Seared Organic Chicken Breast with Apples with Wild Mushrooms Recipe
4 each boneless chicken breast halves.
“Mrs. Dash” seasoning to taste
4 tbs All purpose flour
4 tbs olive oil
1 ¼ lb oyster mushrooms (or button), sliced
2 each large shallots, diced
2 cups granny smith apples, peeled and diced
1 ½ cups low-salt chicken broth
1 cup dry white wine
1 ½ tbs fresh thyme, chopped, or 1 ½ teaspoons dried
1 ½ tbs fresh tarragon, chopped, or 1 ½ teaspoons dried
- Sprinkle chicken liberally with Mrs. Dash then dust liberally with flour.
- Heat the olive oil in heavy large skillet over medium-high heat. Add chicken; sauté until brown, about 4 minutes per side. Transfer to plate and set aside.
- Add mushrooms to the skillet along with the shallots and apples. Sauté until mushrooms are cooked through and juices are reduced to a glaze, about 6 minutes.
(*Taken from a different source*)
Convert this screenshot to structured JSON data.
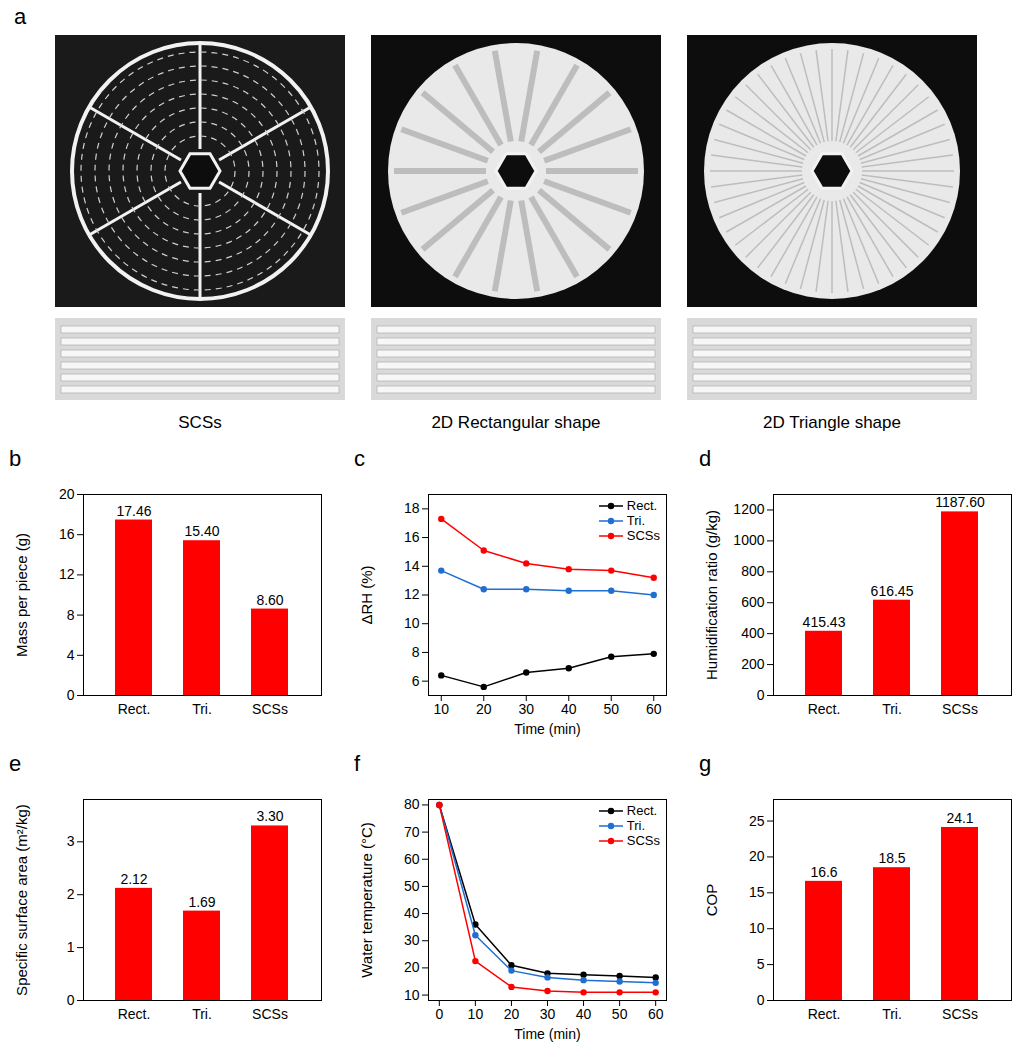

- Add broth and wine to the skillet. Bring the liquid to a boil then simmer until reduced by half, about 8 minutes.
- Return chicken to the skillet along with the thyme and tarragon. Simmer until chicken is cooked through and liquid thickens to a sauce-like consistency, about 6 minutes.
- Re-season with salt and pepper. Transfer chicken and sauce to plates.
For those with mouth sores or oral cancers, consider pureeing this recipe. To make one serving:
Combine 1 cooked chicken breast from above, 1 cup warm chicken stock and 1 cup of the vegetables into a blender and puree until smooth. Adjust stock for desired consistency.